また証人工藤定政も「バイクを役場から持ら出したのは多分政信と被告ではないかと思う」、「そのバイクを持つて来て乗ろうという話を被告とした記憶がある」旨の供述があるが、しかしその供述も同証人の他の供述部分に照らすと、前者にあつてはその推測の域を出ないものであり、後者にあつては果して被告との間でバイク持ち出しの相談が成立したか否か疑わしく、いずれもにわかに措信できない。
なお、証人堀内の証言中に「本件事故当日被告も本件車両を運転した」旨の供述があるが、被告本人尋問の結果に照らしにわかに措信できない。
他に前記認定を覆えすに足りる証拠はない。
2 次に本件車両の運行に関し、被告の関与した度合をみるに、前記認定事実によれば、被告は、堀内が盗み出してきた本件車両を運転できるように堀内、定政が手を加えた際その場に一緒にいたこと、そして本件事故までの数日間に三回位自ら運転し、事故当時本件更両の後部座席に同乗していたというに過ぎず、しかも本件車両が使用されていない場合一定の場所に置いてあつて自由に運転乗車し得るような状況にあつたとはいえ、被告自身単独でその車両を持ち出し運転したことはなく、運転する場合には常に堀内と定政の両名かあるいは定政と一緒に使用したに過ぎないものということができる。

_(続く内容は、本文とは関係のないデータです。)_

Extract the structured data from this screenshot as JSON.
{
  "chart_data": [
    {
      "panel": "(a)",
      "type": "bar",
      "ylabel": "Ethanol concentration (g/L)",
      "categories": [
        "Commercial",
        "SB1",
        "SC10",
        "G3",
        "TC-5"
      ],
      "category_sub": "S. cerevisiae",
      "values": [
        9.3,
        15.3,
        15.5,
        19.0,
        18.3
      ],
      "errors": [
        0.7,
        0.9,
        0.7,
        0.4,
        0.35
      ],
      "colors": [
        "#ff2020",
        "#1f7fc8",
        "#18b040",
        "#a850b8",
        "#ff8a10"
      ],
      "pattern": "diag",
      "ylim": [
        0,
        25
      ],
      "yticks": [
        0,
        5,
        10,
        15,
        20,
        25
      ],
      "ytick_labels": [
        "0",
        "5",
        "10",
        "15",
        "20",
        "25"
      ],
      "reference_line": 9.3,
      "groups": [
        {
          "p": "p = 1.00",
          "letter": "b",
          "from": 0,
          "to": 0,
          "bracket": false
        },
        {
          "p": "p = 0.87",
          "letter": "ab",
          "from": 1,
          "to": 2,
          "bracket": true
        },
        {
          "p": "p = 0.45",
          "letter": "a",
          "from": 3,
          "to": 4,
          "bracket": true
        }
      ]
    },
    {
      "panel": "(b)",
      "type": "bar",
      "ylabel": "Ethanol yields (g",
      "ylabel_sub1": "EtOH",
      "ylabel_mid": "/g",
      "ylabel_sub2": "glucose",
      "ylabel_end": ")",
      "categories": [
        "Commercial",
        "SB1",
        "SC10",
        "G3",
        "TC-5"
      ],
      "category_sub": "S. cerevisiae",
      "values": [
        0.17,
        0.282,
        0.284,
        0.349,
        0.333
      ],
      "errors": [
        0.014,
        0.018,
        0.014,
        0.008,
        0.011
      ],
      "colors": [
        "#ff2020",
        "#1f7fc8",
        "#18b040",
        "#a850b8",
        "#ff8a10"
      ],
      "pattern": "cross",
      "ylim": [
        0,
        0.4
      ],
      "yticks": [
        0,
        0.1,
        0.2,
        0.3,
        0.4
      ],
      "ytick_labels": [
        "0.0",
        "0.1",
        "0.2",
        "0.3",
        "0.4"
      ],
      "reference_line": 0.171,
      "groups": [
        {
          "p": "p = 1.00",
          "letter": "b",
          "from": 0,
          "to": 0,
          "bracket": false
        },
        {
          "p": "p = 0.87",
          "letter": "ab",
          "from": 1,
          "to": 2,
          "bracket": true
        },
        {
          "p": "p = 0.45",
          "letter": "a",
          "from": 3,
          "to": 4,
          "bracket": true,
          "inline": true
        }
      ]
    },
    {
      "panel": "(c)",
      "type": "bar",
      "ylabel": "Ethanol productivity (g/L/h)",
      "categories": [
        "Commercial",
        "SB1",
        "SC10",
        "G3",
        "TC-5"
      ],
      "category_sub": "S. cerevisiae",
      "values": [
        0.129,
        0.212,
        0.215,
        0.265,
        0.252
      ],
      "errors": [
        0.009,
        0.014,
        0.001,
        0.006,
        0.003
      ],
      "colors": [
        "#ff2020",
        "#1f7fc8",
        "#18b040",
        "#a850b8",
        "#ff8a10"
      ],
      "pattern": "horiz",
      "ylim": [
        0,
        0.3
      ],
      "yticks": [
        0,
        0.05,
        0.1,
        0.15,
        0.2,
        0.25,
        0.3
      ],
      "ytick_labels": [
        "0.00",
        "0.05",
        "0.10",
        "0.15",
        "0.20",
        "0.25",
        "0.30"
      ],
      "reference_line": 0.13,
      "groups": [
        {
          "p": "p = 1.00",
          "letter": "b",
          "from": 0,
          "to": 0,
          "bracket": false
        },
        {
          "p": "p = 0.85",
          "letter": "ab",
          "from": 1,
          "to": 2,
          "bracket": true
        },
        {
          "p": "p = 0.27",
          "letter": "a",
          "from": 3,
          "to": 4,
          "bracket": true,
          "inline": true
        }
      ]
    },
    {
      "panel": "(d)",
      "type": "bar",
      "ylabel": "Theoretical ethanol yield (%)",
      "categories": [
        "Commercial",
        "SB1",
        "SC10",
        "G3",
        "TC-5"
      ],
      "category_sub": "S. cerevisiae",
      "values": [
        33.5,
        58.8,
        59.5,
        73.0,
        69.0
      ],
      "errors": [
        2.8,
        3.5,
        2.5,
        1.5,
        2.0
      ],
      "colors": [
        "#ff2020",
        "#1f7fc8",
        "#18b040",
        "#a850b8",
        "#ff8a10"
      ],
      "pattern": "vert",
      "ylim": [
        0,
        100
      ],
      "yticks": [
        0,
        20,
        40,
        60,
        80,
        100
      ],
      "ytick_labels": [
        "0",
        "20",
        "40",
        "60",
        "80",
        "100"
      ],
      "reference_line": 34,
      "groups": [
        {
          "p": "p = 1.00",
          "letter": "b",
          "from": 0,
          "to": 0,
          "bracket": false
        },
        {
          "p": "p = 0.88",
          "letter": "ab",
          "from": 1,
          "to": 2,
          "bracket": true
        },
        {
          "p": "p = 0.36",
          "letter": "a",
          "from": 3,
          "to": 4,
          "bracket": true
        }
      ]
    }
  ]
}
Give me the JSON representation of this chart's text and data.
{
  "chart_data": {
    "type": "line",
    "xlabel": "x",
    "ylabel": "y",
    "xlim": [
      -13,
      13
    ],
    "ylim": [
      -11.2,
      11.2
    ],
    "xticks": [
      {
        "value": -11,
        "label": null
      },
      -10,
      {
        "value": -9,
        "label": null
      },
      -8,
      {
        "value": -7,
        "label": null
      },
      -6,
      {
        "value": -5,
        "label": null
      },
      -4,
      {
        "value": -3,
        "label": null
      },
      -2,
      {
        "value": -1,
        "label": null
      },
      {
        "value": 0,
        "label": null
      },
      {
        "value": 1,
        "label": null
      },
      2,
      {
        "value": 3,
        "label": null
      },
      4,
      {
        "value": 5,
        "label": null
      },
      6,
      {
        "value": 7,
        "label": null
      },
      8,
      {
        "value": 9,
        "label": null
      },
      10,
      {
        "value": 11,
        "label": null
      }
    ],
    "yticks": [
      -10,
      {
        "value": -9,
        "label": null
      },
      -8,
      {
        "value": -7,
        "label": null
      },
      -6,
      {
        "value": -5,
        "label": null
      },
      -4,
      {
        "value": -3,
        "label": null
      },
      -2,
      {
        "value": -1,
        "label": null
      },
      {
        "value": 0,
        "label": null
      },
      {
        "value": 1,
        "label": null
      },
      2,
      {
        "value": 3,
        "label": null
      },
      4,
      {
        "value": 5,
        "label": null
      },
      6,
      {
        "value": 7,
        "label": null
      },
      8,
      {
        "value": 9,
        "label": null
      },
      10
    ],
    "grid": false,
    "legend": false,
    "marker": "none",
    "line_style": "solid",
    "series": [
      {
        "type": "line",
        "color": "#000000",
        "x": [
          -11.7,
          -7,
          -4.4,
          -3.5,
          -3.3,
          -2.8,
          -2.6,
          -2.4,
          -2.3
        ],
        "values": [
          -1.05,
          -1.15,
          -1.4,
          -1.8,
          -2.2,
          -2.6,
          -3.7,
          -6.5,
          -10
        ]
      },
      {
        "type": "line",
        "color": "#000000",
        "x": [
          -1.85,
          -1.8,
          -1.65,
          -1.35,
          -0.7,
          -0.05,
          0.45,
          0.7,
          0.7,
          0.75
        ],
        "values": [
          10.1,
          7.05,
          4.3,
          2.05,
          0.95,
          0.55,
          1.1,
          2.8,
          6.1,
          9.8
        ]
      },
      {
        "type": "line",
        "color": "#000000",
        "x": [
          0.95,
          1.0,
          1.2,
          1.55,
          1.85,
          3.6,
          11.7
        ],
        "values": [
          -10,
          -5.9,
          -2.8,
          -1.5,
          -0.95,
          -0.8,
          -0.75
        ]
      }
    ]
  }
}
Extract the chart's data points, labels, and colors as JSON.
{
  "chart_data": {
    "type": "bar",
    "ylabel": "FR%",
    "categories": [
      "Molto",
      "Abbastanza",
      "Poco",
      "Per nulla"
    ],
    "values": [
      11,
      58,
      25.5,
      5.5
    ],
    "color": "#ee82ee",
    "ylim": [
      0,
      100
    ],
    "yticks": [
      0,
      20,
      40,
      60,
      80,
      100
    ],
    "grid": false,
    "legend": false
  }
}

ところで、盗難車を犯人以外の者が使用する場合において、その者のいわゆる運行支配及び運行利益は、その使用の状況から、犯人との共同占有ないし共同支配が認められるような場合、その他その使用について排他的に支配力を及ぼし得るような場合は格別、ただ単に犯人の占有に便乗し一時的にそれを利用して使用するに過ぎないような場合にまで肯定すべきではないと解されるところ、本件においてこれをみるに、前記認定の被告ら三名の関係、本件車両の運行に関し各人の果した役割、それに被告の関与の度合、本件車両の使用回数、期間等の諸状況に照らすと、被告は本件車両の窃盗犯人である堀内から、一時的にそれを借り受けて運転したというにとどまり、堀内に本件車両の運行支配と運行利益を肯定するのは格別、いまだ被告が運行支配及び運行利益を有していたとまでは認められない。
他に本件車両につき被告が運行支配及び運行利益を有するとの原告の主張事実を認めるに足りる証拠はない。
3 そうすると、被告は本件車両の運行供用者とは認められないから本件事故により被害者の蒙つた損害を賠償する義務はない。
三 よつて、その余の判断をするまでもなく、原告の本訴請求は理由がないのでこれを棄却し、訴訟費用の負担につき民事訴訟法八九条を適用して主文のとおり判決する。